Cioè non basta fare un semplice nodo, ci vuole il nodo giusto. Serve per legarsi all’imbrago in cordata.
Per fortuna c’è qualcuno che impara più in fretta di me e così all’imbocco del canalone della Niviera riusciamo a formare quattro cordate da tre, pronti per il pendìo innevato. Per fortuna la temperatura è abbastanza elevata per essere ancora inverno e così diventa quasi un gioco prendersela comoda per rifiatare e dar sollievo ai muscoli delle gambe contratti e doloranti.
Michele ha il viso stravolto, è arrivato di corsa e ora la fatica lo trattiene. Ma lui tiene duro e riprende a salire “le scalette” intagliate nella neve dai passi che l’hanno preceduto.
Le continue pause ci invitano a voltarci per nutrire gli occhi, con cautela perché sotto c’è una discesa piuttosto… veloce. Il Monte Raparo ci mostra la testa coperta di neve che si sta sciogliendo sotto il sole di marzo. La coltre bianca copre anche le cime più lontane del Volturino e del Sacro Monte di Viggiano mentre in basso spuntano i paesi dell’Alta Val d’Agri.
Sulla nostra cima sventola già la barba bianca di Rocco, che ci ha preceduti lungo il percorso più lungo ma meno ripido di cresta dal bosco Favino.
Una alla volta, le quattro cordate guidate da Pino raggiungono la cresta, che affilata si mostra adesso in tutta la sua lunghezza, dalla cima Santa Croce fino ai 1900 metri di Pizzo Falcone o Monte Alpi. Troppo affilata per questo vento che spira forte dalla valle del Sinni. L’invaso del Cogliandrino sembra facilmente raggiungibile a un tiro d’ali.

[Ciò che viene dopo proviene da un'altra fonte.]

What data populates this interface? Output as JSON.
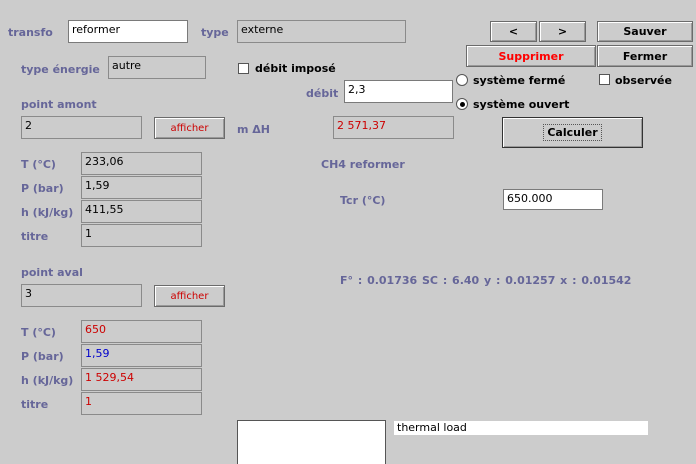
{
  "transfo": {
    "label": "transfo",
    "value": "reformer"
  },
  "type": {
    "label": "type",
    "value": "externe"
  },
  "type_energie": {
    "label": "type énergie",
    "value": "autre"
  },
  "debit_impose": {
    "label": "débit imposé",
    "checked": false
  },
  "debit": {
    "label": "débit",
    "value": "2,3"
  },
  "nav": {
    "prev": "<",
    "next": ">"
  },
  "actions": {
    "save": "Sauver",
    "delete": "Supprimer",
    "close": "Fermer",
    "calculate": "Calculer"
  },
  "systeme": {
    "ferme": "système fermé",
    "ouvert": "système ouvert",
    "selected": "ouvert"
  },
  "observee": {
    "label": "observée",
    "checked": false
  },
  "point_amont": {
    "title": "point amont",
    "value": "2",
    "button": "afficher",
    "rows": [
      {
        "label": "T (°C)",
        "value": "233,06"
      },
      {
        "label": "P (bar)",
        "value": "1,59"
      },
      {
        "label": "h (kJ/kg)",
        "value": "411,55"
      },
      {
        "label": "titre",
        "value": "1"
      }
    ]
  },
  "m_dh": {
    "label": "m ΔH",
    "value": "2 571,37"
  },
  "ch4": {
    "title": "CH4 reformer",
    "tcr_label": "Tcr (°C)",
    "tcr_value": "650.000",
    "summary": "F° : 0.01736  SC : 6.40  y : 0.01257  x : 0.01542"
  },
  "point_aval": {
    "title": "point aval",
    "value": "3",
    "button": "afficher",
    "rows": [
      {
        "label": "T (°C)",
        "value": "650"
      },
      {
        "label": "P (bar)",
        "value": "1,59"
      },
      {
        "label": "h (kJ/kg)",
        "value": "1 529,54"
      },
      {
        "label": "titre",
        "value": "1"
      }
    ]
  },
  "thermal": {
    "value": "thermal load"
  }
}
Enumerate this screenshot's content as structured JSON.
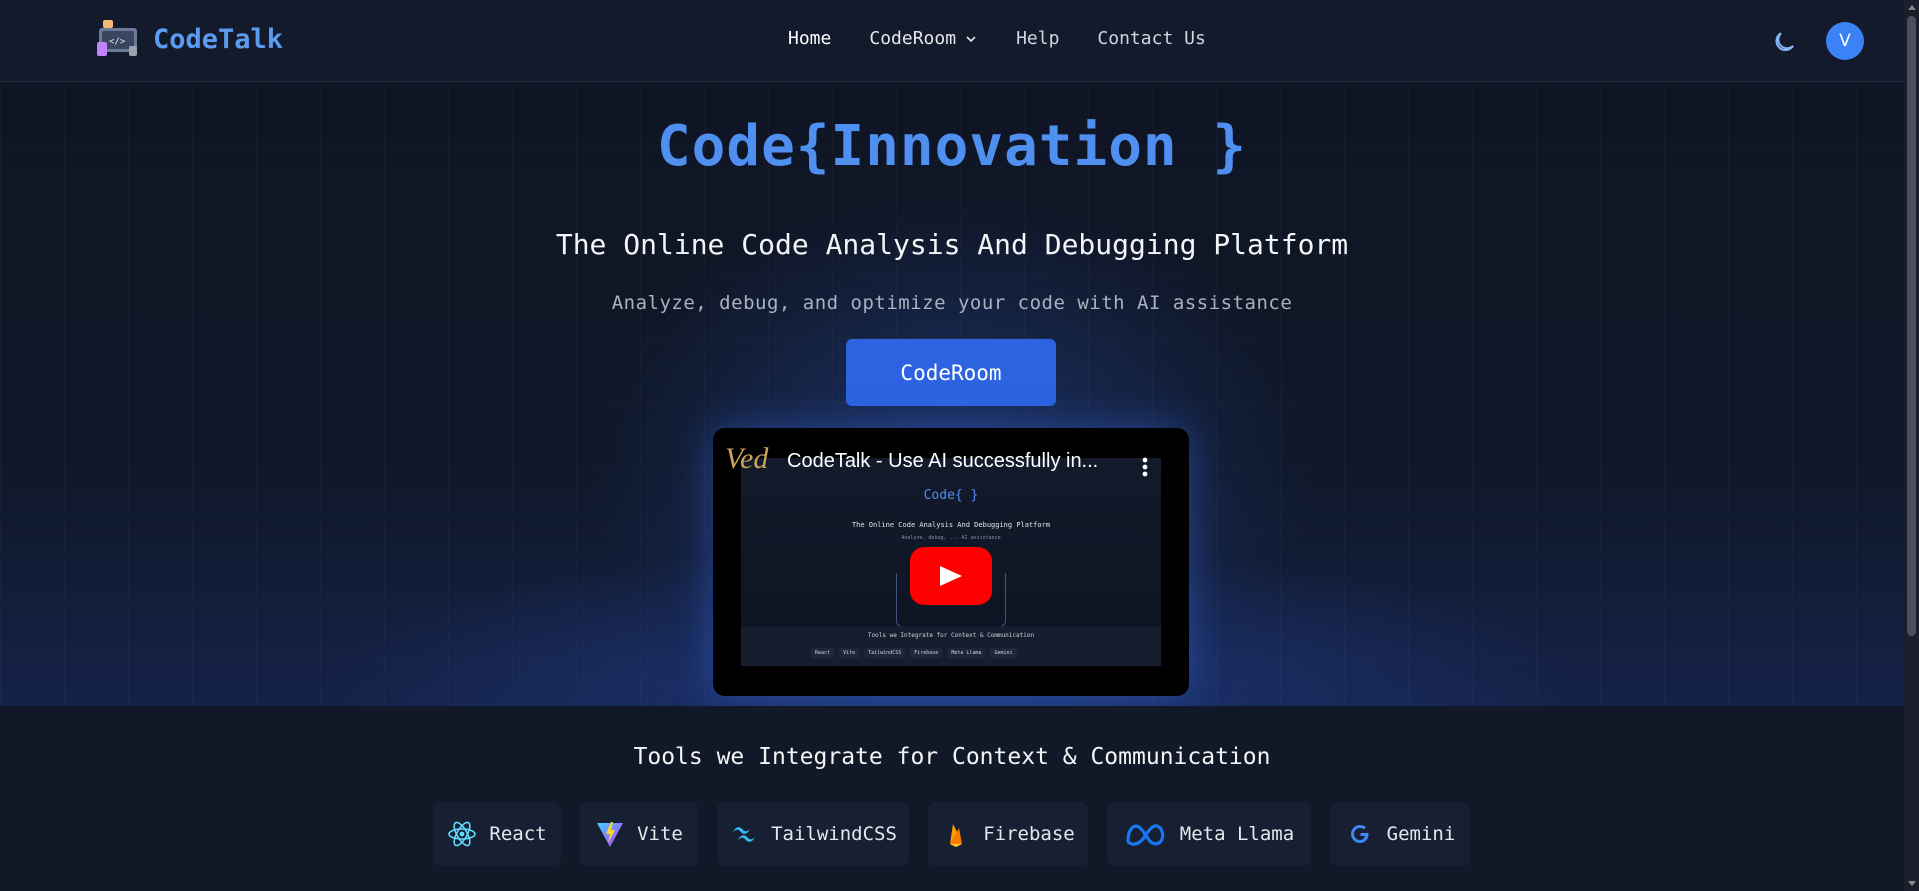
{
  "brand": {
    "name": "CodeTalk"
  },
  "nav": {
    "items": [
      {
        "label": "Home"
      },
      {
        "label": "CodeRoom"
      },
      {
        "label": "Help"
      },
      {
        "label": "Contact Us"
      }
    ],
    "avatar_initial": "V"
  },
  "hero": {
    "title": "Code{Innovation }",
    "subtitle": "The Online Code Analysis And Debugging Platform",
    "description": "Analyze, debug, and optimize your code with AI assistance",
    "cta_label": "CodeRoom"
  },
  "video": {
    "title": "CodeTalk - Use AI successfully in...",
    "channel_mark": "Ved",
    "preview_title": "Code{ }",
    "preview_subtitle": "The Online Code Analysis And Debugging Platform",
    "preview_description": "Analyze, debug, ... AI assistance",
    "preview_tools_title": "Tools we Integrate for Context & Communication",
    "preview_tools": [
      "React",
      "Vite",
      "TailwindCSS",
      "Firebase",
      "Meta Llama",
      "Gemini"
    ]
  },
  "tools": {
    "title": "Tools we Integrate for Context & Communication",
    "items": [
      {
        "label": "React",
        "icon": "react-icon"
      },
      {
        "label": "Vite",
        "icon": "vite-icon"
      },
      {
        "label": "TailwindCSS",
        "icon": "tailwind-icon"
      },
      {
        "label": "Firebase",
        "icon": "firebase-icon"
      },
      {
        "label": "Meta Llama",
        "icon": "meta-icon"
      },
      {
        "label": "Gemini",
        "icon": "google-icon"
      }
    ]
  },
  "colors": {
    "accent": "#4f8ff0",
    "cta": "#2d63e0",
    "background": "#0f1524",
    "youtube_red": "#ff0000"
  }
}
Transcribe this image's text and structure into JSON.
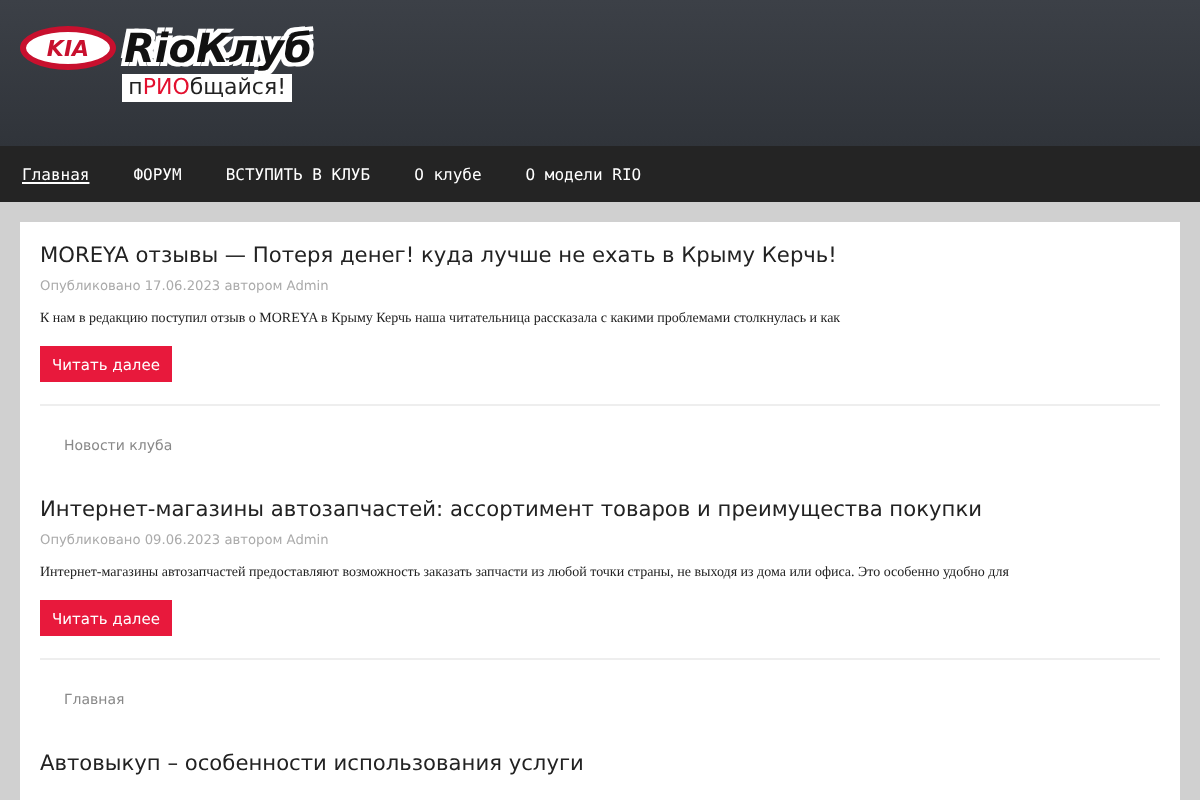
{
  "logo": {
    "badge": "KIA",
    "name": "RioКлуб",
    "tagline": [
      {
        "text": "п",
        "accent": false
      },
      {
        "text": "РИО",
        "accent": true
      },
      {
        "text": "бщайся!",
        "accent": false
      }
    ]
  },
  "nav": [
    {
      "label": "Главная",
      "selected": true
    },
    {
      "label": "ФОРУМ",
      "selected": false
    },
    {
      "label": "ВСТУПИТЬ В КЛУБ",
      "selected": false
    },
    {
      "label": "О клубе",
      "selected": false
    },
    {
      "label": "О модели RIO",
      "selected": false
    }
  ],
  "posts": [
    {
      "title": "MOREYA отзывы — Потеря денег! куда лучше не ехать в Крыму Керчь!",
      "meta": "Опубликовано 17.06.2023 автором Admin",
      "excerpt": "К нам в редакцию поступил отзыв о MOREYA в Крыму Керчь наша читательница рассказала с какими проблемами столкнулась и как",
      "button": "Читать далее",
      "category": "Новости клуба"
    },
    {
      "title": "Интернет-магазины автозапчастей: ассортимент товаров и преимущества покупки",
      "meta": "Опубликовано 09.06.2023 автором Admin",
      "excerpt": "Интернет-магазины автозапчастей предоставляют возможность заказать запчасти из любой точки страны, не выходя из дома или офиса. Это особенно удобно для",
      "button": "Читать далее",
      "category": "Главная"
    },
    {
      "title": "Автовыкуп – особенности использования услуги"
    }
  ]
}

Ci incamminiamo nel vento sul filo di cresta, uno dietro l’altro sempre legati alla vita, con Pino che ci raccomanda di essere pronti a “gettarci” dall’altro lato nella malaugurata ipotesi che uno della cordata dovesse scivolare. La fila si muove sinuosa, incontro alle amate vette del Pollino che dominano l’orizzonte a Sud Est. Più sinuosa del bruco che incontriamo nella piccola piana più in basso, dove il sole di Mezzogiorno ha scoperto ampi spazi di terreno.
Sempre in discesa, ci infiliamo nella faggeta, con la neve che ci tende trappole ad ogni passo. Ne sa qualcosa Nicola che resta per alcuni secondi con la gamba bloccata fino al cavallo.
La pausa per nutrire la pancia la facciamo più giù, a un paio di chilometri dal rifugio dell’Armizzone, dove abbiamo lasciato le macchine. I posti a sedere dell’unica panchina appena scoperta dalla neve sono ora tutti occupati, ma c’è spazio tra le macchie di terra asciutta, ritagliate attorno agli alberi. E c’è spazio per nutrire il gioco delle palle di neve e il piacere di una sigaretta. La “risata” di un picchio nella pace della luce radente del pomeriggio nutre poi l’orecchio, dopo la colazione fatta stamattina all’alba nella via sotto casa, con il pettirosso che cantava al silenzio. Era l’inizio di una lunga giornata di sole e di neve, giocata a mettersi alla prova insieme.
Ora, stanchi, ridiamo e scherziamo, possiamo infine scendere nella piazza di Castelsaraceno per farci una birra e brindare alla prima alpinistica del Falco Naumanni.